Recebemos o Benfica no Estádio do Restelo, emoldurado com uma multidão verdadeiramente impressionante. As rádios, a televisão e os jornais falaram na presença de 60.000 espectadores! EXACTO, SESSENTA MIL! Podemos confirmá-lo documentalmente confirmar documentalmente, através de excerto da “Bola” (nº 4494, de 13 de Outubro de 1975, página 5), que se reproduz em seguida (ver também gravura): “CASA CHEIA, COM GENTE POSTADA EM TODOS OS SÍTIOS POSSÍVEIS, com muita borla e alguma inconsciência. Alberto Mesquita, secretário-permanente do Belenenses chegou a manifestar-nos os seus temores pelo exagerado número de pessoas penduradas no quadro onde se anotam os resultados do Totobola, chamando-nos, também, a atenção para um assistente que se encontrava no topo duma das torres de iluminação. Mais tarde, viríamos a saber que a receita deverá rondar os 1.400 contos, para mais e não menos, pois os cálculos aproximados conduzem àquela conclusão. Todavia a receita não está de acordo com o número de pessoas que assistiram ao encontro pois, a determinada altura, entrou muita gente sem pagar qualquer bilhete.
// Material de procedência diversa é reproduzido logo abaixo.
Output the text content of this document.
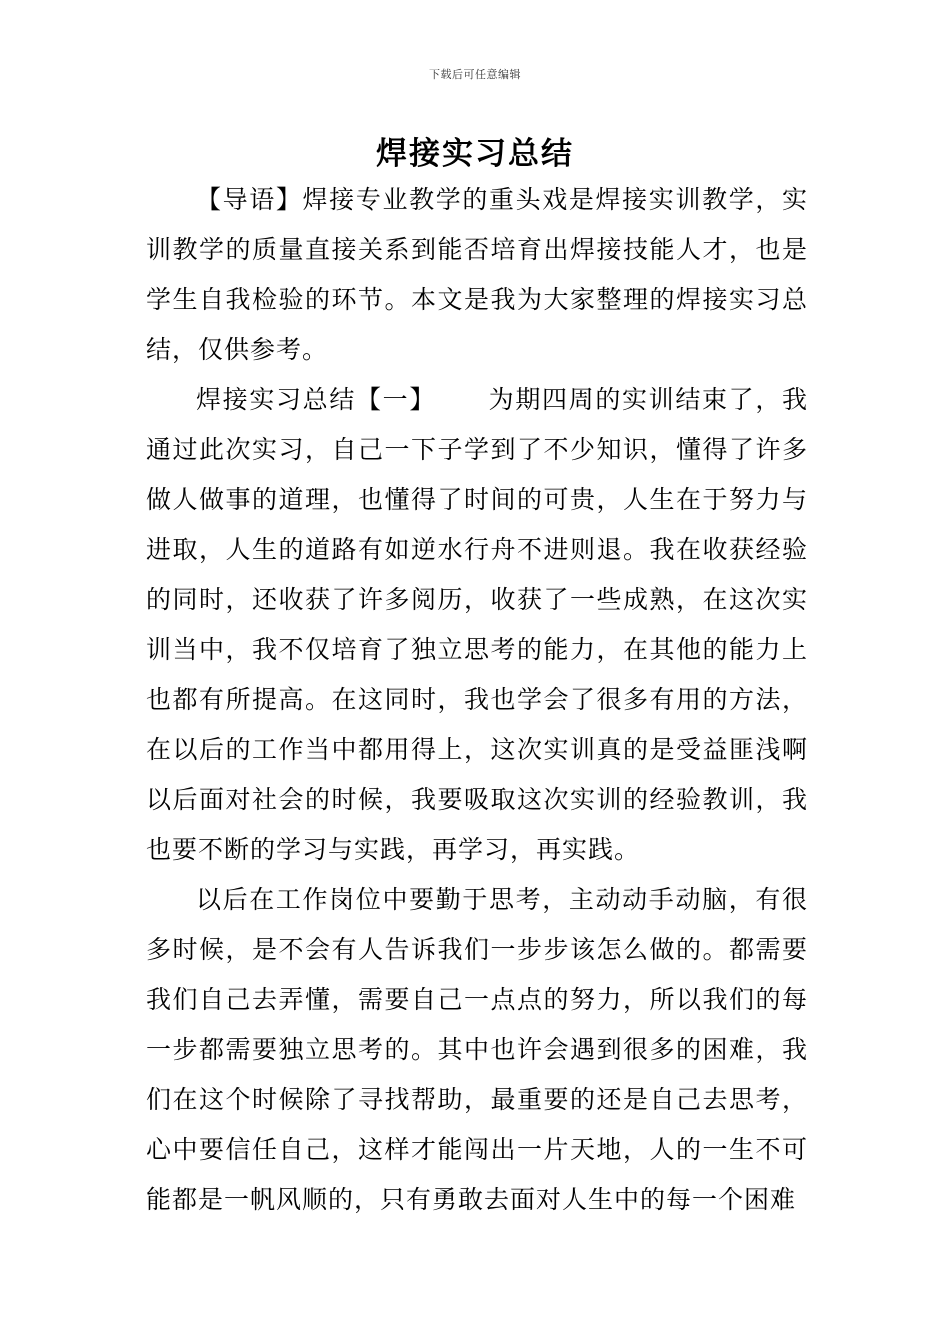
下载后可任意编辑
焊接实习总结

【导语】焊接专业教学的重头戏是焊接实训教学，实训教学的质量直接关系到能否培育出焊接技能人才，也是学生自我检验的环节。本文是我为大家整理的焊接实习总结，仅供参考。

焊接实习总结【一】 为期四周的实训结束了，我通过此次实习，自己一下子学到了不少知识，懂得了许多做人做事的道理，也懂得了时间的可贵，人生在于努力与进取，人生的道路有如逆水行舟不进则退。我在收获经验的同时，还收获了许多阅历，收获了一些成熟，在这次实训当中，我不仅培育了独立思考的能力，在其他的能力上也都有所提高。在这同时，我也学会了很多有用的方法，在以后的工作当中都用得上，这次实训真的是受益匪浅啊以后面对社会的时候，我要吸取这次实训的经验教训，我也要不断的学习与实践，再学习，再实践。

以后在工作岗位中要勤于思考，主动动手动脑，有很多时候，是不会有人告诉我们一步步该怎么做的。都需要我们自己去弄懂，需要自己一点点的努力，所以我们的每一步都需要独立思考的。其中也许会遇到很多的困难，我们在这个时候除了寻找帮助，最重要的还是自己去思考，心中要信任自己，这样才能闯出一片天地，人的一生不可能都是一帆风顺的，只有勇敢去面对人生中的每一个困难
Apesar disso, julga-se que teriam estado no Estádio do Restelo CERCA DE 60 MIL PESSOAS”.
Não sabemos exactamente se teriam estado 60.000 pessoas, 55.000, 50.000 ou até 70.000 como num meio de comunicação social chegou a ser aventado; mas certo, seguríssimo, é que se tratou de uma multidão compacta, de uma assistência gigantesca e tonitruante.. E, tendo em conta que as bancadas transbordaram a ponto de algumas ténues vedações cederem aqui e acolá, que o Topo Norte estava cheio até aos pilares onde, desde há cerca de dois anos, assenta a cobertura, com a zona de acessos, o marcador do totobola e até os terrenos acima cheios de gente (inclusive as torres de iluminação!), tendo em conta que a lotação do Estádio era então superior a 40.000 pessoas (a capacidade oficial do Restelo era de 44.000 pessoas) não custa acreditar que, no mínimo, tenham estado presentes bem para cima de 50.000 pessoas.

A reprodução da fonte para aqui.